The great thing about becoming a winning franchise that drafts well (as many believe the Falcons now are) is that opportunities to create depth abound.
With the good comes the bad, and one of the toughest things for a coach to do is tell a player his time with his current team is up. Falcons head coach Mike Smith shared recently this year, as the preseason enters into the roster cuts season, is particularly difficult. He felt every player on his roster was working hard to impress.
To sustain success a team must figure out how to harness what got them there and continue to recreate it. Atlanta has continued to stock a roster with talent through the draft and free agency, but as the years mount, players that were thought highly of even a year ago must continue to play at a high level to make the roster. Each year brings new talent and the existing talent must match it or move along.
Every player has to believe he's doing the best he can or he's a lost cause before he even steps on the field.
The same season the Falcons selected defensive tackle Peria Jerry in the first round they selected Vance Walker, at the same position, in the seventh. One season later they selected Corey Peters in the third round.

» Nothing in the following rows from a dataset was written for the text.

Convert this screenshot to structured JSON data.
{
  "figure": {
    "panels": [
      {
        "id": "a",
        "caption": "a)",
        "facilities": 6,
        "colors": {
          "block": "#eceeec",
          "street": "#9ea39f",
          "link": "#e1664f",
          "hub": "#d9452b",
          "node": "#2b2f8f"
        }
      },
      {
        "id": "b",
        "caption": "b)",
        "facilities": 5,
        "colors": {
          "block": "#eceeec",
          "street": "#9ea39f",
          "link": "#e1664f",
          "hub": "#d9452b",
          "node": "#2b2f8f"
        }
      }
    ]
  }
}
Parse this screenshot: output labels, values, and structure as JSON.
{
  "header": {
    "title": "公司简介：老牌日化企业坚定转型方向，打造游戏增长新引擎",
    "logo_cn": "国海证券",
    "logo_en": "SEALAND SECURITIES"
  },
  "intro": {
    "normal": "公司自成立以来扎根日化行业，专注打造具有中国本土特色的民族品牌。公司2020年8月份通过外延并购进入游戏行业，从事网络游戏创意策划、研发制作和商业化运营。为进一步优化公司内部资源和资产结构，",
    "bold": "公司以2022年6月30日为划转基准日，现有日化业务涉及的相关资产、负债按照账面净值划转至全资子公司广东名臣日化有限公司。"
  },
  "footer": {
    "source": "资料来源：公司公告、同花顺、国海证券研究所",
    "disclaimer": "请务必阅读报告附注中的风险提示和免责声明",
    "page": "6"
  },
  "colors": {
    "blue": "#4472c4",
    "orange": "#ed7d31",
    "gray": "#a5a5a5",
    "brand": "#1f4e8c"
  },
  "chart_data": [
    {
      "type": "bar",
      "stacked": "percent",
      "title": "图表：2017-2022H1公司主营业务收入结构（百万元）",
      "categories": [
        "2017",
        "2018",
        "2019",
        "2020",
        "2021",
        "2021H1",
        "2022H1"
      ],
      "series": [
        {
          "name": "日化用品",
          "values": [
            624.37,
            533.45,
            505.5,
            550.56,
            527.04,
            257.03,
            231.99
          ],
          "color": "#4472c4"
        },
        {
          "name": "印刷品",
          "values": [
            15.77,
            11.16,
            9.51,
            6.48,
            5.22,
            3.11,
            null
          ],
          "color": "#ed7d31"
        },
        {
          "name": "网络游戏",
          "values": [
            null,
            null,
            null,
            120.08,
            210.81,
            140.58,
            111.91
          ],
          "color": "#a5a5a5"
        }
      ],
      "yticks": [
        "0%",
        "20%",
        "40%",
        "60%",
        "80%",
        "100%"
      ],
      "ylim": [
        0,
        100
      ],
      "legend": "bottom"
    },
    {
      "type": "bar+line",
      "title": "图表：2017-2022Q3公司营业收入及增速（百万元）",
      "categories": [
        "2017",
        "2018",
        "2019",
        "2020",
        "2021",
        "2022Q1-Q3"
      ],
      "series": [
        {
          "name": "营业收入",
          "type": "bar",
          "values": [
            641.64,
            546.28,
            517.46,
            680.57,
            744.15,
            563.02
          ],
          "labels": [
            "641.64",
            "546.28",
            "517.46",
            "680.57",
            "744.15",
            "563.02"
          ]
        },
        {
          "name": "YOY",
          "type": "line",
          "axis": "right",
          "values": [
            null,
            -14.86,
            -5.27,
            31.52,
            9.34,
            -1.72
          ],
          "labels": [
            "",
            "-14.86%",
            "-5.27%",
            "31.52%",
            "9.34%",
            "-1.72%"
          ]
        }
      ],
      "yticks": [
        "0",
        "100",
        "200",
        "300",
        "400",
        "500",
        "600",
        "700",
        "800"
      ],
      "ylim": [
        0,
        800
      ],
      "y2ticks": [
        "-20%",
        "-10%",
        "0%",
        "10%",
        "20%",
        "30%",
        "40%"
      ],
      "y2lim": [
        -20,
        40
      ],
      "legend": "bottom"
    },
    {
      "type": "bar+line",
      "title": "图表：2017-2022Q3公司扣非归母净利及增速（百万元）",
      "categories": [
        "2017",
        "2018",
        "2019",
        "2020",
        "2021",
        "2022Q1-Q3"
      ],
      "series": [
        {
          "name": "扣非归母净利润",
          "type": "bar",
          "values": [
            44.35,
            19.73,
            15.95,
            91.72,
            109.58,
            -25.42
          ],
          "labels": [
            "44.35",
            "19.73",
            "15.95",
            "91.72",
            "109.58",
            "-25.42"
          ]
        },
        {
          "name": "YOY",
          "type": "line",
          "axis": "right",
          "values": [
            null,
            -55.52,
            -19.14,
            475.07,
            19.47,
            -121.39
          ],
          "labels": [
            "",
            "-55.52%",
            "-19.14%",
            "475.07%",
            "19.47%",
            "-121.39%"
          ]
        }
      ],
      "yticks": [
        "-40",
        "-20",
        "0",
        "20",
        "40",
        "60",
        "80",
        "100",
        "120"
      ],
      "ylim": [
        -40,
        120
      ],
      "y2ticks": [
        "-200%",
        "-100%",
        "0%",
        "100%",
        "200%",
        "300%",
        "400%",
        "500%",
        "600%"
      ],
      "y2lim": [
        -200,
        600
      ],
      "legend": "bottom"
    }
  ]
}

As the talent on the defensive line has grown, Walker has had to continue to take advantage of every opportunity he's gotten to continue to show coaches he's a viable depth option for this team.
Last Saturday night against the Steelers, with the injured Peters out, Walker recorded a sack. The former Georgia Tech standout tries to maximize every snap he's on the field.
"I always make the most of what I get whether it's an extra two reps or all the reps," he said. "But at the same time we've got a really good rotation at defensive tackle with Corey even if he was not hurt. I don't think my reps will diminish or get any greater. I think it's always going to be solid depending on what defensive tackles we've got in there."
While Walker is likely to make the final cut, his sack didn't hurt his cause. Smith said on Wednesday that what a player does on the field in game situations will always supersede anything done in practice.
"You've got to weight what they do in a game much more heavily than what they do in practice," Smith said. "Oftentimes out here in practice there may be a coach in their ear from the sideline or another player. When you're out there, there's no coaches inside that 53-and-a-third yards that the guys play on. We definitely weight the games much more heavily than in practice."
Of course, a player must practice well, but at the end of the day (or the game) what happened on the actual playing field is what makes or breaks you. The Falcons under Smith have established themselves as a franchise that drafts football players, not players who are Combine standouts or workout freaks. The all-important football IQ is highly valued by this organization.
It's a tough time of the year to be a coach. This year, especially, because there are only four preseason games off which to base much of the decisions. Smith shared that there will always be doubts.
"I'll be honest with you, when we go through this process you're going to be thinking in the back of your mind 'Am I making the right decision?' because you don't have as much information as you would normally have when you make these decisions," he said. "But you've got to make them and you've got to move forward."